Some of the fascia is able to contract, relax and stretch, just as muscles do. The denser fascia that runs in large strips, cross the body like highways and interchanges. They have the ability to pull the skeleton as well as surrounding structures out of alignment. Where fascia crosses, it has the ability to disrupt the function of joints, including those of the vertebral column.
What is the Bowen Technique?
The Bowen technique involves a distinctive move applied at very precise points on the body which are dense in receptors. The move is a rolling-type movement of the soft tissue using thumbs and forefingers. It is designed to stimulate the tissue and nerve pathways and hence focus the brain. The aim of Bowen therapy is to challenge the nervous system at a subconscious level, encouraging the body to adjust and/or heal by releasing the fascia.
Bowen Therapy is the polar opposite of more hands-on therapies like chiropractic, osteopathy, physiotherapy, sports massage, which are characterised by forced adjustment, hard manipulation and deep pressure.
What can it treat?
Bowen therapy treats the whole person rather than a list of symptoms or conditions. However Bowen has been found to be highly beneficial for clients suffering from the following dis-eases of the body:
- back and neck pain
- sciatica
- sports injuries
- chronic fatigue syndrome
- IBS
- migraines
- frozen shoulder
- stress
What happens during a Bowen Treatment?
A Bowen consultation and treatment lasts about an hour and is usually performed through light clothing, e.g. a t-shirt and leggings or jogging bottoms. An experienced Bowen therapist identifies the often very subtle imbalances in the client’s body and starts the process of correcting them with a few well-chosen moves.

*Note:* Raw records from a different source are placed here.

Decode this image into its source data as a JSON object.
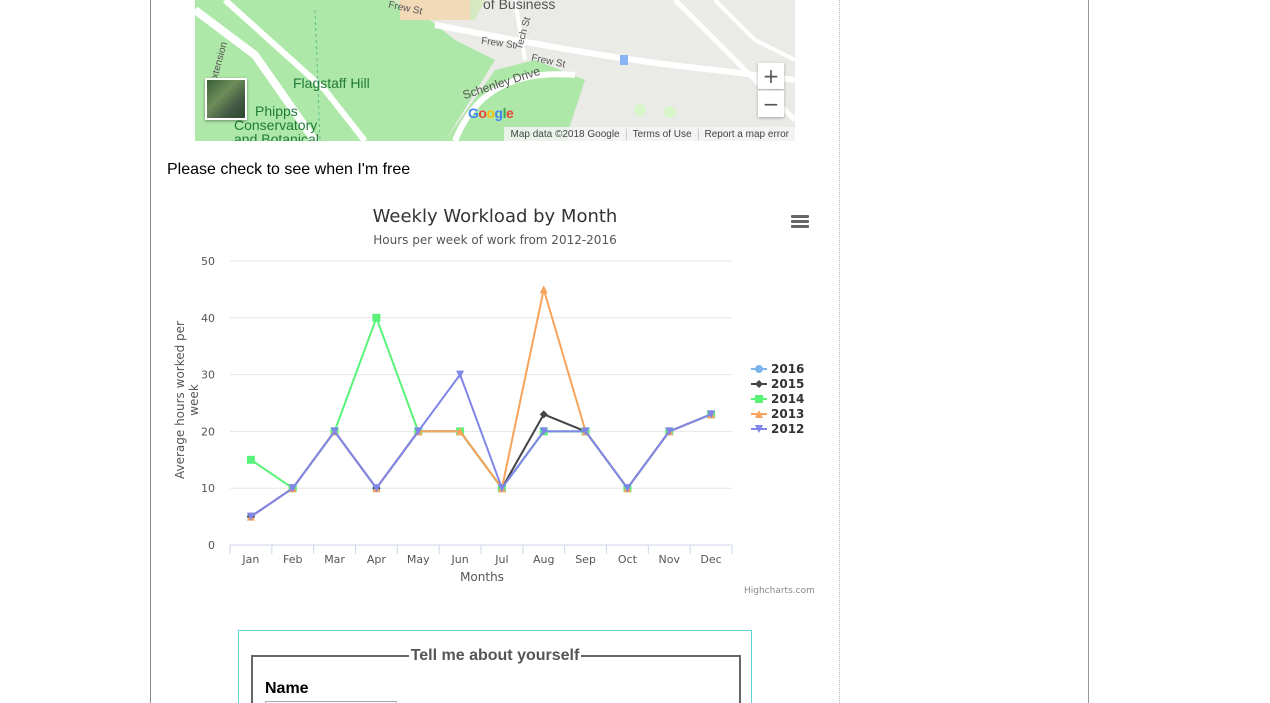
{
  "map": {
    "labels": {
      "flagstaff_hill": "Flagstaff Hill",
      "phipps_line1": "Phipps",
      "phipps_line2": "Conservatory",
      "phipps_line3": "and Botanical",
      "of_business": "of Business",
      "frew_st_1": "Frew St",
      "frew_st_2": "Frew St",
      "frew_st_3": "Frew St",
      "schenley_drive": "Schenley Drive",
      "tech_st": "Tech St",
      "extension": "Extension"
    },
    "zoom_in": "+",
    "zoom_out": "−",
    "google_logo": "Google",
    "attribution": {
      "map_data": "Map data ©2018 Google",
      "terms": "Terms of Use",
      "report": "Report a map error"
    }
  },
  "intro_text": "Please check to see when I'm free",
  "chart_data": {
    "type": "line",
    "title": "Weekly Workload by Month",
    "subtitle": "Hours per week of work from 2012-2016",
    "xlabel": "Months",
    "ylabel": "Average hours worked per week",
    "categories": [
      "Jan",
      "Feb",
      "Mar",
      "Apr",
      "May",
      "Jun",
      "Jul",
      "Aug",
      "Sep",
      "Oct",
      "Nov",
      "Dec"
    ],
    "ylim": [
      0,
      50
    ],
    "yticks": [
      0,
      10,
      20,
      30,
      40,
      50
    ],
    "grid": true,
    "legend_position": "right",
    "credits": "Highcharts.com",
    "series": [
      {
        "name": "2016",
        "color": "#7cb5ec",
        "marker": "circle",
        "values": [
          5,
          10,
          20,
          10,
          20,
          20,
          10,
          20,
          20,
          10,
          20,
          23
        ]
      },
      {
        "name": "2015",
        "color": "#434348",
        "marker": "diamond",
        "values": [
          5,
          10,
          20,
          10,
          20,
          20,
          10,
          23,
          20,
          10,
          20,
          23
        ]
      },
      {
        "name": "2014",
        "color": "#5af37a",
        "marker": "square",
        "values": [
          15,
          10,
          20,
          40,
          20,
          20,
          10,
          20,
          20,
          10,
          20,
          23
        ]
      },
      {
        "name": "2013",
        "color": "#f7a35c",
        "marker": "triangle",
        "values": [
          5,
          10,
          20,
          10,
          20,
          20,
          10,
          45,
          20,
          10,
          20,
          23
        ]
      },
      {
        "name": "2012",
        "color": "#8085e9",
        "marker": "triangle-down",
        "values": [
          5,
          10,
          20,
          10,
          20,
          30,
          10,
          20,
          20,
          10,
          20,
          23
        ]
      }
    ]
  },
  "form": {
    "legend": "Tell me about yourself",
    "name_label": "Name"
  }
}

For most clients, the strangest aspect of Bowen Therapy is the frequent breaks that take place during the course of the treatment. The Bowen therapist performs the gentle rolling movement in a specific area then leaves the client for a couple of minutes, returning to check how the body has responded and to determine what more, if anything, needs to be done.
This element of allowing the body to rest for a few minutes is important as it initiates the process of repair. The length of the breaks varies from client to client and with different procedures, but on average the therapist will leave clients for around two minutes in between each set of moves.
The breaks are probably one of the least understood parts of Bowen and yet it is during these breaks that the work starts to take effect and change occurs. The most fundamental principle of Bowen is that it’s the client doing the work, not the therapist, and for this to happen the body needs time alone to process what has been experienced.